Nel 1992, al seguito delle direttive europee e con un significativo ritardo di 8 anni, vennero introdotte in Italia norme che definivano la pubblicità ingannevole come : “qualsiasi pubblicità che in qualunque modo, compresa la sua presentazione, induca in errore o possa indurre in errore le persone fisiche o giuridiche alle quali è rivolta o che essa raggiunge e che, a causa del suo carattere ingannevole, possa pregiudicare il loro comportamento economico ovvero che, per questo motivo, leda o possa ledere un concorrente.”
Ci sono voluti altri 15 anni per arrivare nel 2005, sempre al seguito delle norme europee, all’attuale Codice al consumo, focalizzato maggiormente sulla tutela del consumatore rispetto all’assetto legislativo precedente più attento alle pratiche commerciali sleali, alla tutela della concorrenza e del mercato.
MA, c’è un grande ma:

1°- Le norme migliori non servono a nulla se non vengono applicate.
2°- Il rispetto e applicazione delle norme è direttamente proporzionale ai controlli ed alla severità delle sanzioni contro chi non le rispetta.

In un paese in cui la frode, reato penale, può essere ammendata con poche centinaia di €, la correttezza dei messaggi pubblicitari del cosmetico è controllata molto poco. Il sistema, con un approccio molto liberale, si affida molta alla autoregolamentazione dove un Giurì, in una sorta di arbitrato inter-nos, nell’ambito dell’Istituto di Autodisciplina della Pubblicità, si pronuncia sul rispetto del codice di autodisciplina delle varie pubblicità che gli vengono segnalate. Sui cosmetici il codice di autodisciplina recita: “La comunicazione commerciale relativa ai prodotti cosmetici e per l’igiene personale non deve indurre a ritenere che essi abbiano caratteristiche, proprietà e funzioni diverse da quella di essere applicati sulle superfici esterne del corpo umano, sui denti e sulle mucose della bocca, allo scopo esclusivo o prevalente di pulirli, profumarli, modificarne l’aspetto, proteggerli, mantenerli in buono stato e correggere gli odori corporei.
Tale comunicazione commerciale, quindi, pur potendo presentare detti prodotti come aventi caratteristiche sussidiarie per la prevenzione di particolari situazioni patologiche, purché a tale scopo abbiano formule e ingredienti specifici, non deve indurre il consumatore a confondere i prodotti cosmetici o per l’igiene personale con i medicinali, con i presìdi medico-chirurgici, con i dispositivi medici e coi trattamenti curativi.” Visto la minima partecipazione dei consumatori, sono molto poche le segnalazioni di pubblicità ingannevole che arrivano al giurì o all’AGCM da cittadini “qualunque”, la quasi totalità dei provvedimenti sono conseguenza di segnalazione di concorrenti o altri operatori economici o associazioni consumeristiche.
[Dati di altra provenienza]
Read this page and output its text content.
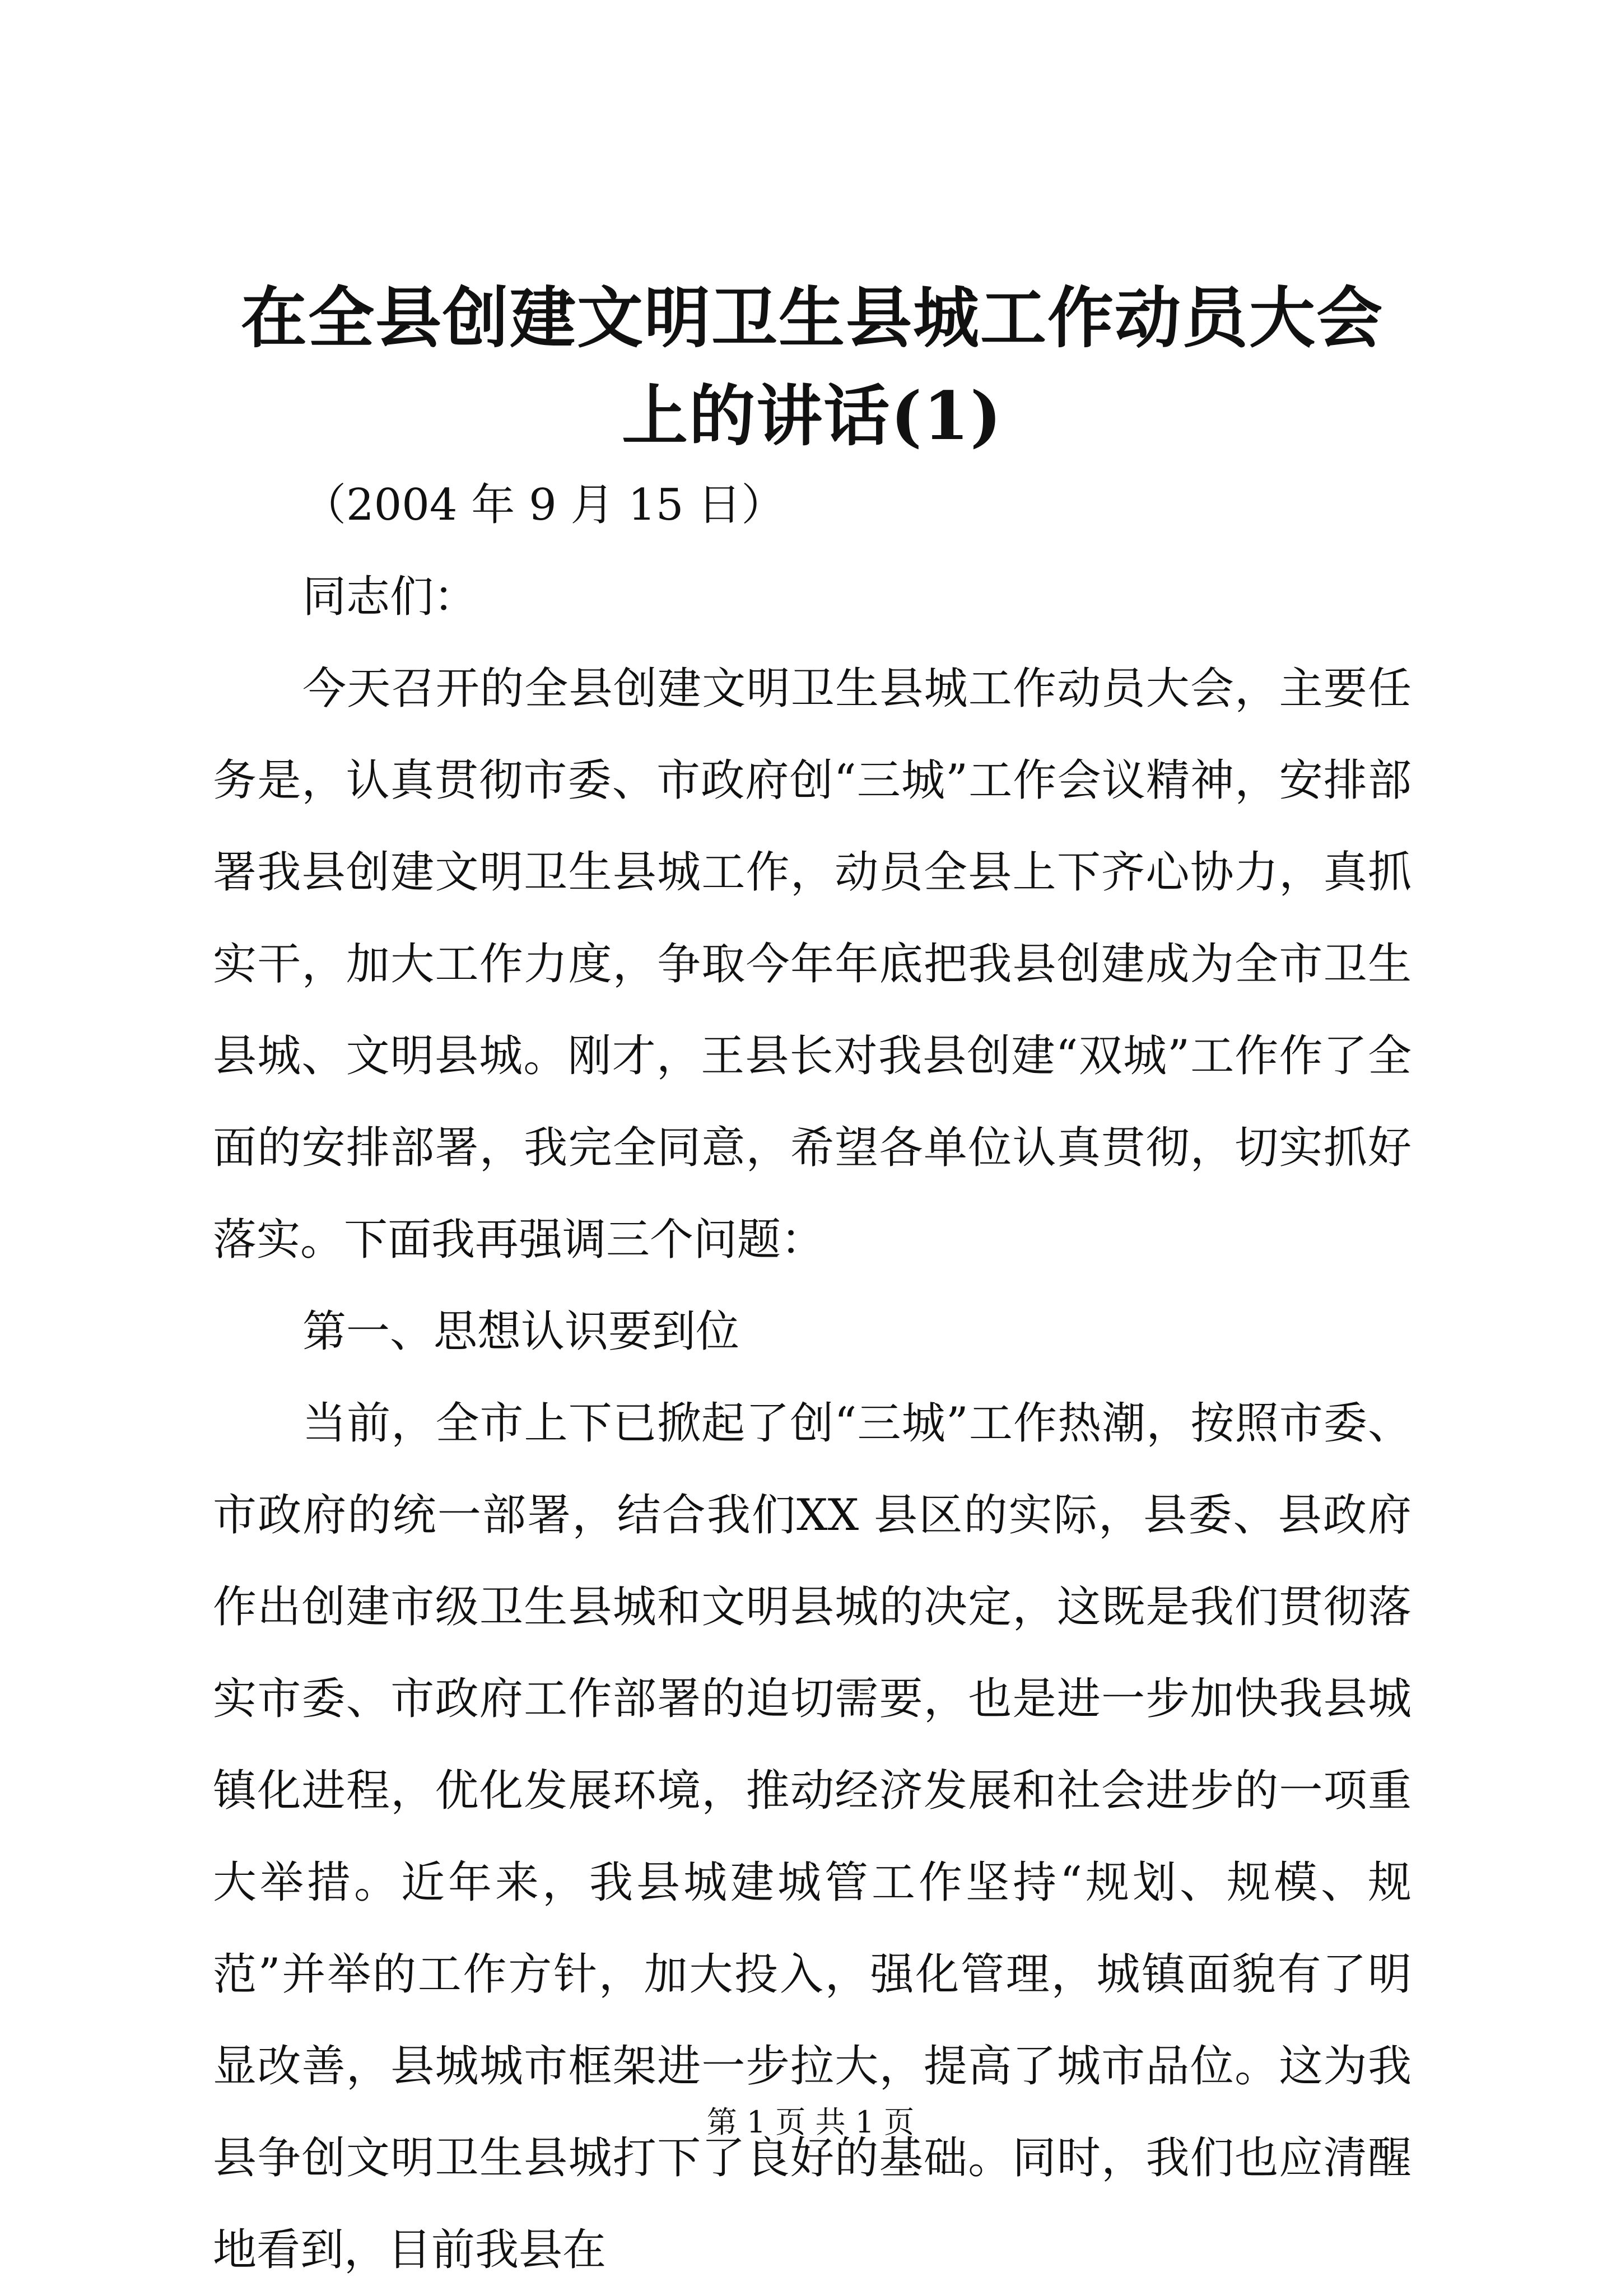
在全县创建文明卫生县城工作动员大会上的讲话(1)

（2004 年 9 月 15 日）

同志们：

今天召开的全县创建文明卫生县城工作动员大会，主要任务是，认真贯彻市委、市政府创“三城”工作会议精神，安排部署我县创建文明卫生县城工作，动员全县上下齐心协力，真抓实干，加大工作力度，争取今年年底把我县创建成为全市卫生县城、文明县城。刚才，王县长对我县创建“双城”工作作了全面的安排部署，我完全同意，希望各单位认真贯彻，切实抓好落实。下面我再强调三个问题：

第一、思想认识要到位

当前，全市上下已掀起了创“三城”工作热潮，按照市委、市政府的统一部署，结合我们XX 县区的实际，县委、县政府作出创建市级卫生县城和文明县城的决定，这既是我们贯彻落实市委、市政府工作部署的迫切需要，也是进一步加快我县城镇化进程，优化发展环境，推动经济发展和社会进步的一项重大举措。近年来，我县城建城管工作坚持“规划、规模、规范”并举的工作方针，加大投入，强化管理，城镇面貌有了明显改善，县城城市框架进一步拉大，提高了城市品位。这为我县争创文明卫生县城打下了良好的基础。同时，我们也应清醒地看到，目前我县在

第 1 页 共 1 页
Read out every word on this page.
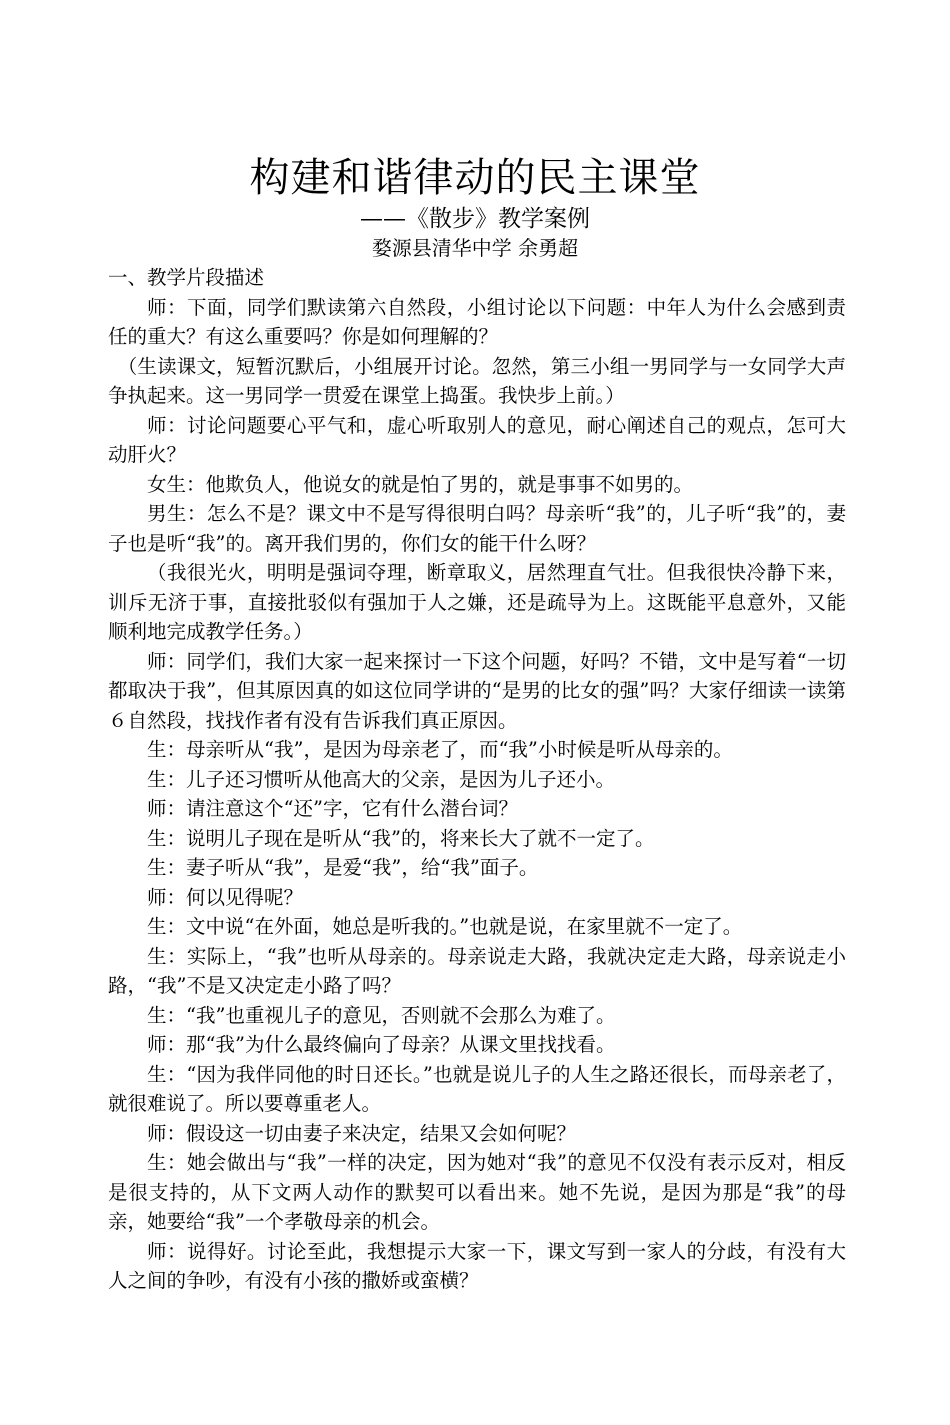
构建和谐律动的民主课堂
——《散步》教学案例
婺源县清华中学 余勇超

一、教学片段描述

师：下面，同学们默读第六自然段，小组讨论以下问题：中年人为什么会感到责任的重大？有这么重要吗？你是如何理解的？

（生读课文，短暂沉默后，小组展开讨论。忽然，第三小组一男同学与一女同学大声争执起来。这一男同学一贯爱在课堂上捣蛋。我快步上前。）

师：讨论问题要心平气和，虚心听取别人的意见，耐心阐述自己的观点，怎可大动肝火？

女生：他欺负人，他说女的就是怕了男的，就是事事不如男的。

男生：怎么不是？课文中不是写得很明白吗？母亲听“我”的，儿子听“我”的，妻子也是听“我”的。离开我们男的，你们女的能干什么呀？

（我很光火，明明是强词夺理，断章取义，居然理直气壮。但我很快冷静下来，训斥无济于事，直接批驳似有强加于人之嫌，还是疏导为上。这既能平息意外，又能顺利地完成教学任务。）

师：同学们，我们大家一起来探讨一下这个问题，好吗？不错，文中是写着“一切都取决于我”，但其原因真的如这位同学讲的“是男的比女的强”吗？大家仔细读一读第６自然段，找找作者有没有告诉我们真正原因。

生：母亲听从“我”，是因为母亲老了，而“我”小时候是听从母亲的。

生：儿子还习惯听从他高大的父亲，是因为儿子还小。

师：请注意这个“还”字，它有什么潜台词？

生：说明儿子现在是听从“我”的，将来长大了就不一定了。

生：妻子听从“我”，是爱“我”，给“我”面子。

师：何以见得呢？

生：文中说“在外面，她总是听我的。”也就是说，在家里就不一定了。

生：实际上，“我”也听从母亲的。母亲说走大路，我就决定走大路，母亲说走小路，“我”不是又决定走小路了吗？

生：“我”也重视儿子的意见，否则就不会那么为难了。

师：那“我”为什么最终偏向了母亲？从课文里找找看。

生：“因为我伴同他的时日还长。”也就是说儿子的人生之路还很长，而母亲老了，就很难说了。所以要尊重老人。

师：假设这一切由妻子来决定，结果又会如何呢？

生：她会做出与“我”一样的决定，因为她对“我”的意见不仅没有表示反对，相反是很支持的，从下文两人动作的默契可以看出来。她不先说，是因为那是“我”的母亲，她要给“我”一个孝敬母亲的机会。

师：说得好。讨论至此，我想提示大家一下，课文写到一家人的分歧，有没有大人之间的争吵，有没有小孩的撒娇或蛮横？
Le decisioni del Giurì possono portare alla interruzione o modifica di una campagna pubblicitaria, ma solo per i soggetti che aderiscono all’IAP ed al Codice di autodisciplina. Anche per questo imperversa sul web la sPUtBLICITÁ cioè quella pubblicità molto aggressiva, piena di claim non veritieri, testimonianze e recensioni fittizie, foto taroccate, sistemi di vendita on-line o piramidale e di garanzia discutibili. Contrariamente al Giurì di autodisciplina, l’ AGCM, Autorità garante della concorrenza e del mercato, può però erogare sanzioni relativamente alte per pubblicità ingannevole o comportamenti sleali ed è intervenuta sul cosmetico in varie occasioni.
Fuori dall’Italia le agenzie per il controllo della correttezza della pubblicità possono aver definito linee guida più stringenti o meglio definite sulla pubblicità del cosmetico. Un buon esempio è la Autorité de régulation professionnelle de la publicité, analogo francese del nostro IAP, che sulla pubblicità del cosmetico ha redatto codici e raccomandazioni molto dettagliate e specifiche. Anche l’ASA inglese si è dimostrata particolarmente attiva e rigorosa con un codice che anche se non affronta nello specifico le problematiche connesse alla pubblicità del cosmetico, è stato applicato molte volte con conclusioni esemplari a pubblicità di cosmetici. Sono stati sollevati dall’ASA i casi dell’eccessivo fotoritocco delle foto nella pubblicità cosmetica, della scorrettezza ( pubblicità comparativa non supportata) dei claim “free” “senza questo” o “senza quello” quando comportano detrimento di prodotti concorrenti, della inammissibilità delle iperboli pubblicitarie, esagerazioni non chiaramente riconoscibili come tali, ecc.. Negli USA l’autorità preposta al controllo ed eventuale sanzione di pratiche commerciali scorrette è la FTC, Federal trade commission, che analogamente alla nostra AGCM può imporre sanzioni economiche anche molto pesanti di fronte a campagne pubblicitarie giudicate come ingannevoli.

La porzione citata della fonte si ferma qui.